Updated 07-22-11: The research described below has been retracted.
07-01-10: Just yesterday my mom and I were talking about the longevity that runs in our family: My grandmother and the majority of her eight brothers and sisters lived well into their 90s. I've always thought I lucked out, genetically speaking, in the living-long department - so I paid particular attention to big news on the genetics of aging today.
The researchers compared the genes of 1,055 centenarians with 1,267 other people to see whether they could identify any unique patterns. Based on that work, the researchers identified 150 genetic variations that appeared to be associated with longevity that could be used to predict with 77 percent accuracy whether someone would live to be at least 100.
The researchers also found that 40 percent of "super-centenarians" -- those who live to be at least 110 -- had three genetic signatures in common.

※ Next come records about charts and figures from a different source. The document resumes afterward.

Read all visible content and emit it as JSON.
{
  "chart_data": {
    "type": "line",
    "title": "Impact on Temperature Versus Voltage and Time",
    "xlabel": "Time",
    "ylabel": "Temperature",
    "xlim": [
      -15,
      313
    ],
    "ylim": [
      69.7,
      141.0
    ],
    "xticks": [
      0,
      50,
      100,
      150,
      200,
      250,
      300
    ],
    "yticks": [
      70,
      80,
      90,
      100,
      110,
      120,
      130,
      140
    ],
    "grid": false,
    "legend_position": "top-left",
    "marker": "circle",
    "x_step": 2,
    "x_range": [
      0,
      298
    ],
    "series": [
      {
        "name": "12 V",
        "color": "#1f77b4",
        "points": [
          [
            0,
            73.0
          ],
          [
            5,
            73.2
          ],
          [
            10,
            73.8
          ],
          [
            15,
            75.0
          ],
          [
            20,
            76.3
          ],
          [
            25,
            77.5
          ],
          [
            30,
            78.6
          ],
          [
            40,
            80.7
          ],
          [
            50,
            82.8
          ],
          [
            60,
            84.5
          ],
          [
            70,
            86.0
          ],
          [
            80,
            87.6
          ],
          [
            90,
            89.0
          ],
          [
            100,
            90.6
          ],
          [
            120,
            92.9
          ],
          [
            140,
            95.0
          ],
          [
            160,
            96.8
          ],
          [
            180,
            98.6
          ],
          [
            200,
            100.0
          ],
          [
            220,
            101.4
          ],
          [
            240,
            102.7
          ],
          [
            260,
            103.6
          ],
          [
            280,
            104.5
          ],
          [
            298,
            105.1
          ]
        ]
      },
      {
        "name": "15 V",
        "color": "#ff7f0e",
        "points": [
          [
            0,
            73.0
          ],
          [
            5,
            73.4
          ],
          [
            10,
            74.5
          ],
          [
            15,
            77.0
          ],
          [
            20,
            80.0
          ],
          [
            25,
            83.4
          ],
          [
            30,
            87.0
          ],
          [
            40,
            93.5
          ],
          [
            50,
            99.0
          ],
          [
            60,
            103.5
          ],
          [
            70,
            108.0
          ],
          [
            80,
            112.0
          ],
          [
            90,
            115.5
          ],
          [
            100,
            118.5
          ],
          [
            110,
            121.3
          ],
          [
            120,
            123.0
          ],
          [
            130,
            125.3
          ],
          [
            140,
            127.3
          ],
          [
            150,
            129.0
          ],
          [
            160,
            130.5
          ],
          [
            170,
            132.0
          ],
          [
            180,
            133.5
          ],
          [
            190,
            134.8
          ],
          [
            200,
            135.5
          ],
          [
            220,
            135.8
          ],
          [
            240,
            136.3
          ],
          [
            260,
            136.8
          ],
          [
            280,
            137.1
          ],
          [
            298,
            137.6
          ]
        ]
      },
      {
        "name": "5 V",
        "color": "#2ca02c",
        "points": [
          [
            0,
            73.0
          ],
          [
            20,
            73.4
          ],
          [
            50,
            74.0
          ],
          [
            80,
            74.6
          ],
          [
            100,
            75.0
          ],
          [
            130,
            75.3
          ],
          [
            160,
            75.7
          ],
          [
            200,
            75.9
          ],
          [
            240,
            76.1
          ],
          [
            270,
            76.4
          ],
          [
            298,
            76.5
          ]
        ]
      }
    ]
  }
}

The next steps, Stein reports, are to identify the specific genes involved in aging and their exact roles. For now, the researchers plan to make their data available online so that anyone who knows their genome (like our own Stephen Quake, PhD, and, soon, Ozzy Osbourne) will be able to see how many of the longevity gene variants they carry. The question then becomes what people should do with that information:
"What do you do when you're told you absolutely don't have this signature for exceptional longevity? Do you go and do a lot of risk-taking behaviors and say, 'Well, I'm hanging it up'? Or does it give you impetus to take all the more better care of yourself?" [Thomas Perls, MD, MPH, head of the New England Centenarian Study at Boston University]. "I think a lot more study needs to be done."